Amide proton transfer (APT) imaging has been increasingly applied in tumor characterization. However, its value in evaluating breast cancer remains undetermined. To assess the diagnostic performance of APT imaging in breast cancer and its association with prognostic histopathologic characteristics. Prospective. Eighty-four patients with breast lesions. A 3.0 T/single-shot fast spin echo APT imaging. APTw signal in breast lesion was quantified.
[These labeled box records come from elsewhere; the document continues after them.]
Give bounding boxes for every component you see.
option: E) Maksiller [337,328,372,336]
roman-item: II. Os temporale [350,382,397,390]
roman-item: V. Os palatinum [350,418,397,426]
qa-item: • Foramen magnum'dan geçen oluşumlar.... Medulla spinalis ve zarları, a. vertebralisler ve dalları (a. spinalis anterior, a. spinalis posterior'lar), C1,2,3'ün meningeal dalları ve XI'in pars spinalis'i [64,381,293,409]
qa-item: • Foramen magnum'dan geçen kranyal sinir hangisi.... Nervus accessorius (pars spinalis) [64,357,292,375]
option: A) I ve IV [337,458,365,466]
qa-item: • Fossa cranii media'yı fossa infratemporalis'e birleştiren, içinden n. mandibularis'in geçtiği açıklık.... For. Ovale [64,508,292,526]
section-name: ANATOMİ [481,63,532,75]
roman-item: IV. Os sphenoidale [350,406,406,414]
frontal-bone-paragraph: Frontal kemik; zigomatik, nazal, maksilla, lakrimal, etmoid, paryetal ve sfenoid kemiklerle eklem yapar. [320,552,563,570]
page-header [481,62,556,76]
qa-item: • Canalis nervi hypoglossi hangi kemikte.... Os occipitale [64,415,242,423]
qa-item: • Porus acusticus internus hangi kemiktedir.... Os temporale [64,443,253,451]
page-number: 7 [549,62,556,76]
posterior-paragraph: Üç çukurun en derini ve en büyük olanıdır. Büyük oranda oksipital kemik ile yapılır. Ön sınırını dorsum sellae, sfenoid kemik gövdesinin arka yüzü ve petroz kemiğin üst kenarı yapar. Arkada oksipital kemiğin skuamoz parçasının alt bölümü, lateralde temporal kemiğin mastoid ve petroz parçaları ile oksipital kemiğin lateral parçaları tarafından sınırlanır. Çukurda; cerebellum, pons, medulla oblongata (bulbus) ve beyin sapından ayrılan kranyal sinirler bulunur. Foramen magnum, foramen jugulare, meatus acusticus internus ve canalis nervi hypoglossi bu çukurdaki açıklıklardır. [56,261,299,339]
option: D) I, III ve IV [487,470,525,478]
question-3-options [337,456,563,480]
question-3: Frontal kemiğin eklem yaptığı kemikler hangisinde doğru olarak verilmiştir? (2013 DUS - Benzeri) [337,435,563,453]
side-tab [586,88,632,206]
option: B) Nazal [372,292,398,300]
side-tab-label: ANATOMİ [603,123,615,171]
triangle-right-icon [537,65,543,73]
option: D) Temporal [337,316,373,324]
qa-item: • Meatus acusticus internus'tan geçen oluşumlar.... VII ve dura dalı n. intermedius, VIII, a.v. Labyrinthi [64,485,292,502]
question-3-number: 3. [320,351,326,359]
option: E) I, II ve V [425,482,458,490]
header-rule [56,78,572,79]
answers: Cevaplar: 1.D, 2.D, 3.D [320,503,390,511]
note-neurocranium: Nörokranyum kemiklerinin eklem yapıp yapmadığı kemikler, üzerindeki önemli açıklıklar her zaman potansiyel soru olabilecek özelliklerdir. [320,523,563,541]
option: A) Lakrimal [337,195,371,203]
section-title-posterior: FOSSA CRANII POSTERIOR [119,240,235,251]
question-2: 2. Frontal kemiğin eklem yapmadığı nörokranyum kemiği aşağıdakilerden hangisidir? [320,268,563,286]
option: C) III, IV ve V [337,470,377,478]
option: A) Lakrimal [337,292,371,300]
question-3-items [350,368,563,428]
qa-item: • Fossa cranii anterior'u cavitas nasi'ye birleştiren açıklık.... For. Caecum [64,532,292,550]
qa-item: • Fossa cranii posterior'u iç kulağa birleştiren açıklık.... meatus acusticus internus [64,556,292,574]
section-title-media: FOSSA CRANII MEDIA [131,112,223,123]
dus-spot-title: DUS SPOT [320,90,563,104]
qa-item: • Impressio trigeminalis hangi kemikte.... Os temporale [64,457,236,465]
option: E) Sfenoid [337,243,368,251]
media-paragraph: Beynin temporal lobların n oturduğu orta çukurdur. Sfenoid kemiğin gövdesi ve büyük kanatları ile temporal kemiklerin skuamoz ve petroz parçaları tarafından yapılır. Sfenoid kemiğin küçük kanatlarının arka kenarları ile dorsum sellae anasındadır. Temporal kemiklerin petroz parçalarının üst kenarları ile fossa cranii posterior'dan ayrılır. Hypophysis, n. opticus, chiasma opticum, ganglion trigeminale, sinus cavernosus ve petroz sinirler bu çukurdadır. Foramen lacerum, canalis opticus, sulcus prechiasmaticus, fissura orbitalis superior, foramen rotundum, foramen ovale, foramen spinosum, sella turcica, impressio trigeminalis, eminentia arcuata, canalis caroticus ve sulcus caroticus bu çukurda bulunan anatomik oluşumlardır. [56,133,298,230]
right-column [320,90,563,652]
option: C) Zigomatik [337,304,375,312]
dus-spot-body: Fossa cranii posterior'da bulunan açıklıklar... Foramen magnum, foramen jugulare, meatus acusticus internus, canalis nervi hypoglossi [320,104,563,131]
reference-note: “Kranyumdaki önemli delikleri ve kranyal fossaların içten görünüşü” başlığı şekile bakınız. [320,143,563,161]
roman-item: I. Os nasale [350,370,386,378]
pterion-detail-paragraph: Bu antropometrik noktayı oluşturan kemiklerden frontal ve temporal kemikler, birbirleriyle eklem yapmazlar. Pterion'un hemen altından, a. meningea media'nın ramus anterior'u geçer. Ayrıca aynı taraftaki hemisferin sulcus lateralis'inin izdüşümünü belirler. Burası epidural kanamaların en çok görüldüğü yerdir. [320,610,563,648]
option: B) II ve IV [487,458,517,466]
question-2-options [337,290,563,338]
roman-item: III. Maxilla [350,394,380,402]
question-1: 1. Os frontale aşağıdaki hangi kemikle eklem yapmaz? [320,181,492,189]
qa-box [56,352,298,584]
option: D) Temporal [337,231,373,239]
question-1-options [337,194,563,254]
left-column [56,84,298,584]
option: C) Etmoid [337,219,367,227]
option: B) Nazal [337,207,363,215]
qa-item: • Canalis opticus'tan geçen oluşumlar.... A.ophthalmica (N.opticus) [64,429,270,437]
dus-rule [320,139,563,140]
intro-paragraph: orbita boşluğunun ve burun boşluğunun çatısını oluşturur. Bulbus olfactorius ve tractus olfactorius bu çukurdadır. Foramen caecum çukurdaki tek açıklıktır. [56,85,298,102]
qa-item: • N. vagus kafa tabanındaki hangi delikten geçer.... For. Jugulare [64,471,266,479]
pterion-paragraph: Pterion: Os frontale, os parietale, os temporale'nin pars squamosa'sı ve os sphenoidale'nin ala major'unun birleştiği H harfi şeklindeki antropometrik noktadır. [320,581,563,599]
Lesion malignancy, T stage, grades, Ki-67 index, molecular biomarkers (estrogen receptor [ER] expression, progesterone receptor [PR] expression, human epidermal growth factor receptor [HER-2] expression), molecular subtypes (luminal A, luminal B, triple negative, and HER-2 enriched) were determined. Student t-test, one-way analysis of variance, receiver operating characteristic analysis, and Pearson's correlation with P < 0.05 as statistical significance. APTw signal was significantly higher in malignant lesions (1.55% ± 1.24%) than in benign lesions (0.54% ± 1.13%), and in grade III lesions than in grade II lesions (1.65% ± 0.84% vs. 0.96% ± 0.96%), and in T2- (1.57% ± 0.64%) and T3-stage lesions (1.54% ± 0.63%) than in T1-stage lesions (0.81% ± 0.64%) for invasive breast carcinoma of no special type. APTw signal significantly correlated with Ki-67 index (r=0.364) but showed no significant difference in groups of ER (P=0.069), PR (P=0.069), HER-2 (P=0.961), and among molecular subtypes (P=0.073). APT imaging shows potential in differentiating breast lesion malignancy and associates with prognosis-related tumor grade, T stage, and proliferative activity. 2 TECHNICAL EFFICACY: Stage 2.